The implication of these results is that variants of these highly pathogenic types of HPV have coevolved with their host and that coexistence has selected for variants with increased duration of infectivity, a presumably selectable trait. Although these observations have intriguing biologic ramifications, the issue of clinical importance is whether there is an increased risk for cervical cancer associated with specific variants in individuals of a particular genotype, for which race is a surrogate ( 13 – 15 ) . If we assume that the increased time to clearance translates into increased risk of cancer, then it is difficult to resolve these data with other studies that found a stronger association between cancer and non-European HPV16 variants in white women ( 16 ) and in women from Mexico and Costa Rica ( 17 , 18 ) and between cancer and European variants that are more common in cervical cancer among African women ( 19 ) . Thus, it appears that the HPVs that did not coevolve with a specific race are more pathogenic. A corollary exists with animal papillomavirus: Cottontail rabbit cutaneous papillomavirus causes carcinomas in domestic rabbits but not in cottontail rabbits, and bovine papillomavirus causes sarcoid lesions in horses ( 20 ) . It would have been informative to combine the HPV16 Asian American variants and the African variants into a non-European variant class for additional analyses because a dichotomy in HPV lineage (European versus non-European) is supported by analyses of the complete genomes of representative HPV16 variants ( 21 ) .

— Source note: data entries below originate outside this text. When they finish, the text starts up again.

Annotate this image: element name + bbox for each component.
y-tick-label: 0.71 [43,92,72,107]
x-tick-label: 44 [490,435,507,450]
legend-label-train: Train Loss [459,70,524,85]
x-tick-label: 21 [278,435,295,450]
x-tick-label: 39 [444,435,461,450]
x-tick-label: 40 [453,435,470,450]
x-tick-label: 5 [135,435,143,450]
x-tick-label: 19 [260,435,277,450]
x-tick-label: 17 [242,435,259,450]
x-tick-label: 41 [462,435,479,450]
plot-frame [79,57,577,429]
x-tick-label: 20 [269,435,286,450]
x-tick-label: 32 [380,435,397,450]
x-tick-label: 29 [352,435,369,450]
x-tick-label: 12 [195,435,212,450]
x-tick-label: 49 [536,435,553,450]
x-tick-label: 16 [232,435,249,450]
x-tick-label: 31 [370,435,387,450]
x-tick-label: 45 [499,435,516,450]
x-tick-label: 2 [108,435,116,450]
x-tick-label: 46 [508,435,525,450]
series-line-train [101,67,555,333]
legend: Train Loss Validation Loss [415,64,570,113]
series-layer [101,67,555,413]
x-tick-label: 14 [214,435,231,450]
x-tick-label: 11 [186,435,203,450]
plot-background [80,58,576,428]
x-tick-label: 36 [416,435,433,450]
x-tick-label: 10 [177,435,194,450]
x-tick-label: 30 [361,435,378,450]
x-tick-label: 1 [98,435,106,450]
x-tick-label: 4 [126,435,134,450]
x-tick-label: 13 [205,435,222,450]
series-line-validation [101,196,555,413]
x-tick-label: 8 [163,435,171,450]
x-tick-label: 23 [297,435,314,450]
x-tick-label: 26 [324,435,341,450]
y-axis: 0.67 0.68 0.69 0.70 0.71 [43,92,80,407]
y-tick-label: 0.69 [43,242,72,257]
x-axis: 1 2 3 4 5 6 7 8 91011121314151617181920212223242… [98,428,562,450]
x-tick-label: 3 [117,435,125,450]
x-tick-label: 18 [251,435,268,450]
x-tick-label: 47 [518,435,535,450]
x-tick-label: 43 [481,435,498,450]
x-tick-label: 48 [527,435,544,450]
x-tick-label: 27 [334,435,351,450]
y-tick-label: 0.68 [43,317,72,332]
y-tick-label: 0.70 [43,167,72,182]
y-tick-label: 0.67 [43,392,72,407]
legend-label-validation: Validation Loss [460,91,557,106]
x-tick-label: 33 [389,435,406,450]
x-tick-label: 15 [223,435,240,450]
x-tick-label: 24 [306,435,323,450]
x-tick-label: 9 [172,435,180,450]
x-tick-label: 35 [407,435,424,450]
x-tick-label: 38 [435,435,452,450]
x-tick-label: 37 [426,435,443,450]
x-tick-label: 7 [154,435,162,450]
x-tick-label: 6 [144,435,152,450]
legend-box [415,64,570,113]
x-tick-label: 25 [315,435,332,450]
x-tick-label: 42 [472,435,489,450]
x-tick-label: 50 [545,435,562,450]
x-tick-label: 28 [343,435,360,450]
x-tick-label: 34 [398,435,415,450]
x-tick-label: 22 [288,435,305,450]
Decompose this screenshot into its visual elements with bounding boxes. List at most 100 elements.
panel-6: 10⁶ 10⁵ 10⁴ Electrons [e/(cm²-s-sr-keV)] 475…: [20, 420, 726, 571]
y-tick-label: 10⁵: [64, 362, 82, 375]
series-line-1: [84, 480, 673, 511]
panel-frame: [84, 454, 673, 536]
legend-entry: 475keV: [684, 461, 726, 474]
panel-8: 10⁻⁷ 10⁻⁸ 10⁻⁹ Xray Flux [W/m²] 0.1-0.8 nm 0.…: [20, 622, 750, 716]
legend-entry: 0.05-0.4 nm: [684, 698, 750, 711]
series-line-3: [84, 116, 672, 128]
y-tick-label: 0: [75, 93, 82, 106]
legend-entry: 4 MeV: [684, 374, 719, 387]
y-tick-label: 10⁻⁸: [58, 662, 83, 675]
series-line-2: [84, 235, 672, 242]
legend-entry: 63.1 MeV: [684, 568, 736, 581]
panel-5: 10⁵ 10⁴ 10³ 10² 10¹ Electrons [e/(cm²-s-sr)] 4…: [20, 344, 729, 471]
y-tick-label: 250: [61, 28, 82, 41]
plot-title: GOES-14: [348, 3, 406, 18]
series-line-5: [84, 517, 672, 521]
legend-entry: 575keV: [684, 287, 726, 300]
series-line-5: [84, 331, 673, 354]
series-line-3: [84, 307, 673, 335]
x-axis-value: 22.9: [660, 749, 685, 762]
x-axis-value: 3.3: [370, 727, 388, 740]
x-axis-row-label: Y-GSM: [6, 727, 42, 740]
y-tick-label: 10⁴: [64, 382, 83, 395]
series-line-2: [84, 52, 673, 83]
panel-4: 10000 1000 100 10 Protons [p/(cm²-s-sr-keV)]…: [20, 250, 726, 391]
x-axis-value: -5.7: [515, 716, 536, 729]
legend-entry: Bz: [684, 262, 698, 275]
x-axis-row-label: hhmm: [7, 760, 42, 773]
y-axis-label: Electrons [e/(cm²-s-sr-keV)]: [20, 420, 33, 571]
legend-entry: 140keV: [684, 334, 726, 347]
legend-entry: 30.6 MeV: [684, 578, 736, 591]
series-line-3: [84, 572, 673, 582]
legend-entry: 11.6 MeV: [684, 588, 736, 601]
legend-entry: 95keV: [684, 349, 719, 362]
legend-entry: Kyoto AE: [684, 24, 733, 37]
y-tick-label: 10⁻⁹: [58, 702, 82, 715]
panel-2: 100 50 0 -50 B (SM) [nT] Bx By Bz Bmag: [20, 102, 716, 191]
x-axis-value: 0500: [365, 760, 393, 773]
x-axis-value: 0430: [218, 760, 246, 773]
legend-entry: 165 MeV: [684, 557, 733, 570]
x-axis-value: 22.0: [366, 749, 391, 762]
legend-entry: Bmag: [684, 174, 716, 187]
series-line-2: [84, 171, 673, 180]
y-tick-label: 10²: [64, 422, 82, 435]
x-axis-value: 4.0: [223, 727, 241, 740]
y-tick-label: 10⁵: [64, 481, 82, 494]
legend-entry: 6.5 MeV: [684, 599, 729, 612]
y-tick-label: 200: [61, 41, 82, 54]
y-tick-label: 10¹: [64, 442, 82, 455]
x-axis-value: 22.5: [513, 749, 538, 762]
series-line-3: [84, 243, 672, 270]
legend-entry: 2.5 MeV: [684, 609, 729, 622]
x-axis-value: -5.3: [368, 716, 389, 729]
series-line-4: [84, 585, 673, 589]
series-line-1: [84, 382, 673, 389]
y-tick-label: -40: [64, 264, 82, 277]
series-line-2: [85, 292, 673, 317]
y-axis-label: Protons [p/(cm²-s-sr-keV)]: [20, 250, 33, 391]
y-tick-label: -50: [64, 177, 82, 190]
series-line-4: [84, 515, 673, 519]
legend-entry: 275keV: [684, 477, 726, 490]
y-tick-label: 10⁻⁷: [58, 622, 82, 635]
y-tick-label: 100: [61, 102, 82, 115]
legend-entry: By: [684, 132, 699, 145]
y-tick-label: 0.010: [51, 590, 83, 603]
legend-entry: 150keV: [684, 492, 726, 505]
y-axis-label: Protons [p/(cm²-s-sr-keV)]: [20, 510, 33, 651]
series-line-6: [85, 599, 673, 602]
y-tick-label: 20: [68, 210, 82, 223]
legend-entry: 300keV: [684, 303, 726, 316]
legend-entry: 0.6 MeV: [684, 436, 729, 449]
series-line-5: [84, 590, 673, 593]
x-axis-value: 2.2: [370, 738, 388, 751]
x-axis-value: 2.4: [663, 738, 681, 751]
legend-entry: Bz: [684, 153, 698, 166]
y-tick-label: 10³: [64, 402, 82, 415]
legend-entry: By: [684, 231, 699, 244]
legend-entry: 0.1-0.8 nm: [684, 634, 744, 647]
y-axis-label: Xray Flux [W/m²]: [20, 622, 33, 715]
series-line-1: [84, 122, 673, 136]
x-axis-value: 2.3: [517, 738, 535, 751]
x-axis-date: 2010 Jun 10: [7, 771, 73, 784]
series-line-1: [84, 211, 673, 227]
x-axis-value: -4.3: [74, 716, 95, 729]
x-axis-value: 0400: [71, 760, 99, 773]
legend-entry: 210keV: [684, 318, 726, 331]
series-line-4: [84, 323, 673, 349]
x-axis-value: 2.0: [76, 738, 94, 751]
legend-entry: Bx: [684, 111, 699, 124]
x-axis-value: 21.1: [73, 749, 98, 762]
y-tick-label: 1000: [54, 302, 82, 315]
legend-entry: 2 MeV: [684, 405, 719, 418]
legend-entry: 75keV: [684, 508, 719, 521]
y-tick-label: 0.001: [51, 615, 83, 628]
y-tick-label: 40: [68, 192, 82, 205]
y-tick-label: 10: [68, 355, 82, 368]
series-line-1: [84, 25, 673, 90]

The biologic question is what is the relationship between virus and host. The notion that selective pressure for HPV intratypic variants has developed since the migration of humans from Africa suggests that HPV16 and HPV18 are still evolving and likely have the potential to evolve under selective pressure of host immunity elicited through vaccination. Can we posit that a selective advantage will correspond to an increased prevalence? What host factors might the virus need to overcome to increase the duration of viral persistence and presumably to be infective over a longer period? Host immunity is at the top of the list. In fact, in a study in Costa Rica ( 17 ) , infection with non-European variants was associated with a specific human leukocyte antigen haplotype but not with markers for genetic stratification. Costa Rica's population being admixed confuses the definition of race as a surrogate marker for a specific genotype. Thus, the HPV16 and HPV18 variants appear to be in a “tango” with some unknown characteristics of the human genome associated with race. The “tangle” is trying to figure out what these factors might be and how the relationships among virus variation, host variation, and persistence lead to cancer. Long-term follow-up of vaccinated individuals should reveal whether the virus is eliminated or is planning any more “tango steps.”